The Oregon School Library Information System, http://elementary. oslis.org/orig-steps/resources/cm this site says, “You can use this tool to create a Works Cited list of research sources following the Modern Language Association, standard citation format.” In fact the site allows students to choose MLA or American Psychological Association formats. One simply has to click on a list of choices and then fill in the information. The draw back is if a student does not have all the information they must find it somewhere else.

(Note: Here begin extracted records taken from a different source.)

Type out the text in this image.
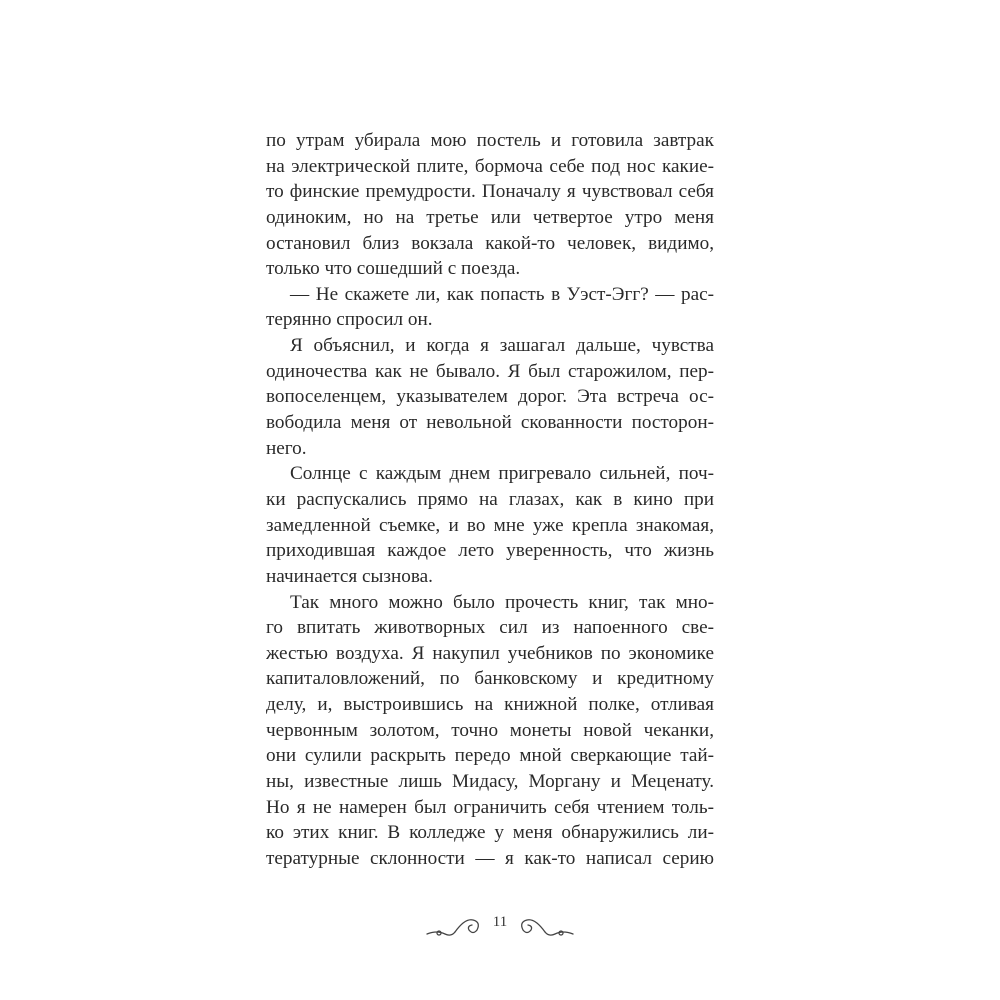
по утрам убирала мою постель и готовила завтрак
на электрической плите, бормоча себе под нос какие-
то финские премудрости. Поначалу я чувствовал себя
одиноким, но на третье или четвертое утро меня
остановил близ вокзала какой-то человек, видимо,
только что сошедший с поезда.
— Не скажете ли, как попасть в Уэст-Эгг? — рас-
терянно спросил он.
Я объяснил, и когда я зашагал дальше, чувства
одиночества как не бывало. Я был старожилом, пер-
вопоселенцем, указывателем дорог. Эта встреча ос-
вободила меня от невольной скованности посторон-
него.
Солнце с каждым днем пригревало сильней, поч-
ки распускались прямо на глазах, как в кино при
замедленной съемке, и во мне уже крепла знакомая,
приходившая каждое лето уверенность, что жизнь
начинается сызнова.
Так много можно было прочесть книг, так мно-
го впитать животворных сил из напоенного све-
жестью воздуха. Я накупил учебников по экономике
капиталовложений, по банковскому и кредитному
делу, и, выстроившись на книжной полке, отливая
червонным золотом, точно монеты новой чеканки,
они сулили раскрыть передо мной сверкающие тай-
ны, известные лишь Мидасу, Моргану и Меценату.
Но я не намерен был ограничить себя чтением толь-
ко этих книг. В колледже у меня обнаружились ли-
тературные склонности — я как-то написал серию
11
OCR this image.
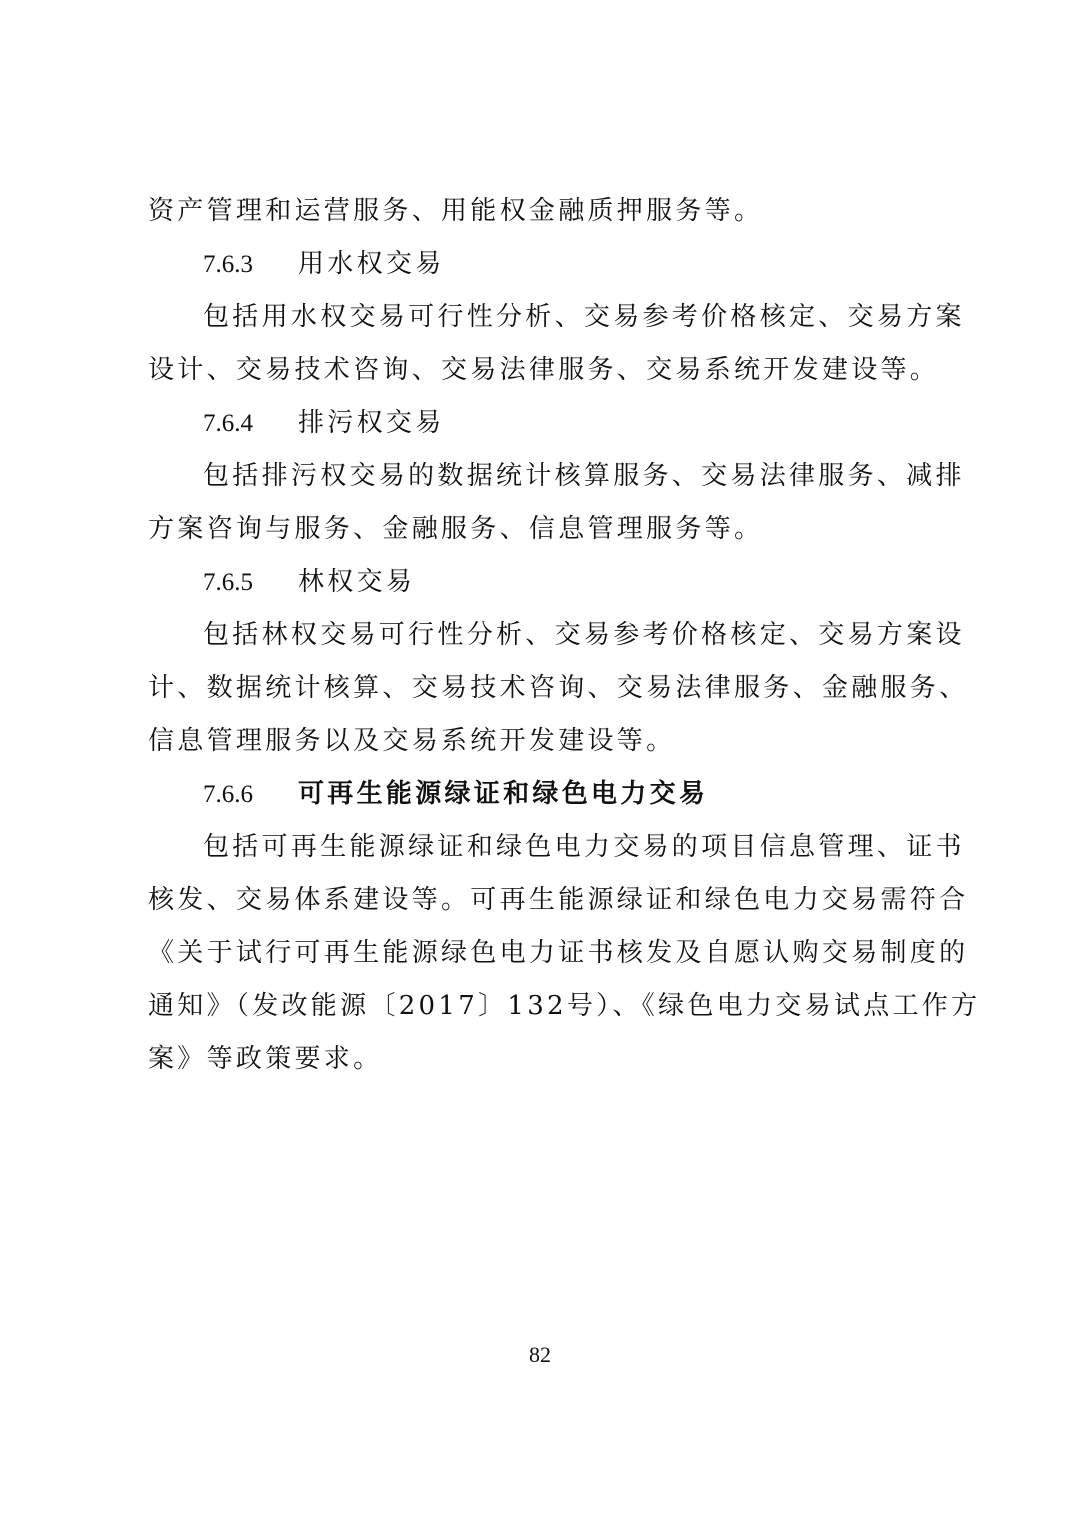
资产管理和运营服务、用能权金融质押服务等。
7.6.3 用水权交易
包括用水权交易可行性分析、交易参考价格核定、交易方案
设计、交易技术咨询、交易法律服务、交易系统开发建设等。
7.6.4 排污权交易
包括排污权交易的数据统计核算服务、交易法律服务、减排
方案咨询与服务、金融服务、信息管理服务等。
7.6.5 林权交易
包括林权交易可行性分析、交易参考价格核定、交易方案设
计、数据统计核算、交易技术咨询、交易法律服务、金融服务、
信息管理服务以及交易系统开发建设等。
7.6.6 可再生能源绿证和绿色电力交易
包括可再生能源绿证和绿色电力交易的项目信息管理、证书
核发、交易体系建设等。可再生能源绿证和绿色电力交易需符合
《关于试行可再生能源绿色电力证书核发及自愿认购交易制度的
通知》（发改能源〔2017〕132号）、《绿色电力交易试点工作方
案》等政策要求。
82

EasyBib http://www.easybib.com/, also helps create a Works Cited page. The layout is simple and it also allows students to choose the preferred format. The extra feature this site has is that it will locate missing information. The site says that “ EasyBib offers over 55 different citation options – the full list is accessible on the final tab”. The draw back is that the site is full of pop up advertisements and often has loud videos that auto play when opened. Save yourself the embarrassment and turn the computer’s sound off.

For those who are asking themselves “What is a Works Cited page?” a Works Cited page also known as a Bibliography page is a list of sources used to compile essays, research papers and other academic writings. Dictionary.com defines bibliography as “a list of source materials that are used or consulted in the preparation of a work or that are referred to in the text”. These pages and the in text citations that refer to them are what keep students, professors, and writers in general from being plagiarists. Proper formatting helps readers to identify what sources are being referred to. So use these resources and don’t be a plagiarist. They should help to be more successful in future writing ventures.